2.5.5. Setting Up Virtual Machine Access

Oracle VM Manager uses a secure tunnel to protect virtual machine console data traffic across the network. Oracle VM Manager does not make a direct connection but rather uses a VNC proxy and SSL-encrypted tunneling. The virtual machine console is accessed via a client instance of a VNC viewer.
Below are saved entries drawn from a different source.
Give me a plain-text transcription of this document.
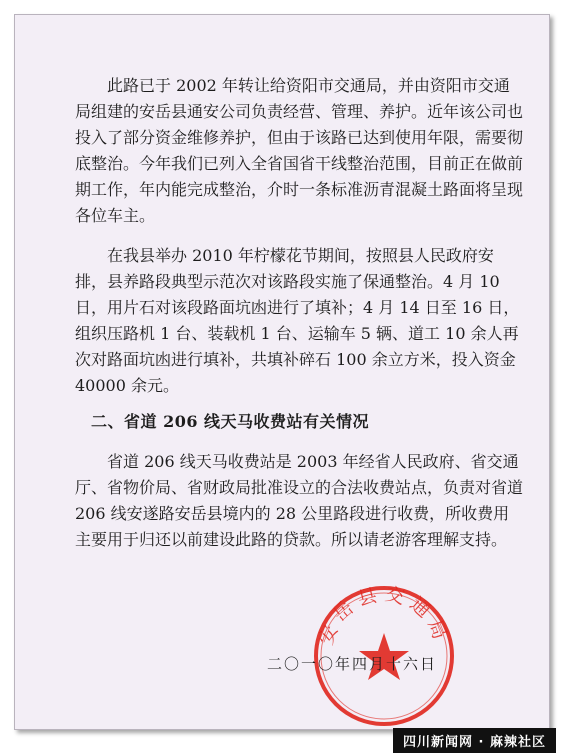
此路已于 2002 年转让给资阳市交通局，并由资阳市交通局组建的安岳县通安公司负责经营、管理、养护。近年该公司也投入了部分资金维修养护，但由于该路已达到使用年限，需要彻底整治。今年我们已列入全省国省干线整治范围，目前正在做前期工作，年内能完成整治，介时一条标准沥青混凝土路面将呈现各位车主。

在我县举办 2010 年柠檬花节期间，按照县人民政府安排，县养路段典型示范次对该路段实施了保通整治。4 月 10 日，用片石对该段路面坑凼进行了填补；4 月 14 日至 16 日，组织压路机 1 台、装载机 1 台、运输车 5 辆、道工 10 余人再次对路面坑凼进行填补，共填补碎石 100 余立方米，投入资金 40000 余元。

二、省道 206 线天马收费站有关情况

省道 206 线天马收费站是 2003 年经省人民政府、省交通厅、省物价局、省财政局批准设立的合法收费站点，负责对省道 206 线安遂路安岳县境内的 28 公里路段进行收费，所收费用主要用于归还以前建设此路的贷款。所以请老游客理解支持。

安岳县交通局
二〇一〇年四月十六日
四川新闻网 · 麻辣社区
The preferred location to install a VNC viewer is on the Oracle VM Manager host server.

Oracle recommends that you install the latest TightVNC package from http://oss.oracle.com/oraclevm/manager/RPMS/

Install TightVNC with this command:

# rpm -ivh tightvnc-java-version.noarch.rpm

Any firewall between Oracle VM Manager and the client accessing a virtual machine needs TCP port 15901 to be open for access to the secure VNC proxy. Any firewall between Oracle VM Manager and the Oracle VM Servers needs TCP ports 6900 and above to be open; one port for each virtual machine. For example, if you have 50 virtual machines, you should allow traffic over TCP ports 6900-6949.


For non-encrypted local VNC connections to virtual machines, TCP ports 5900 and above can be used. SSL encryption is preferred from a security standpoint.

For more details about the installation and use of VNC, see Installing and Configuring a VNC Viewer in the Oracle VM Installation and Upgrade Guide.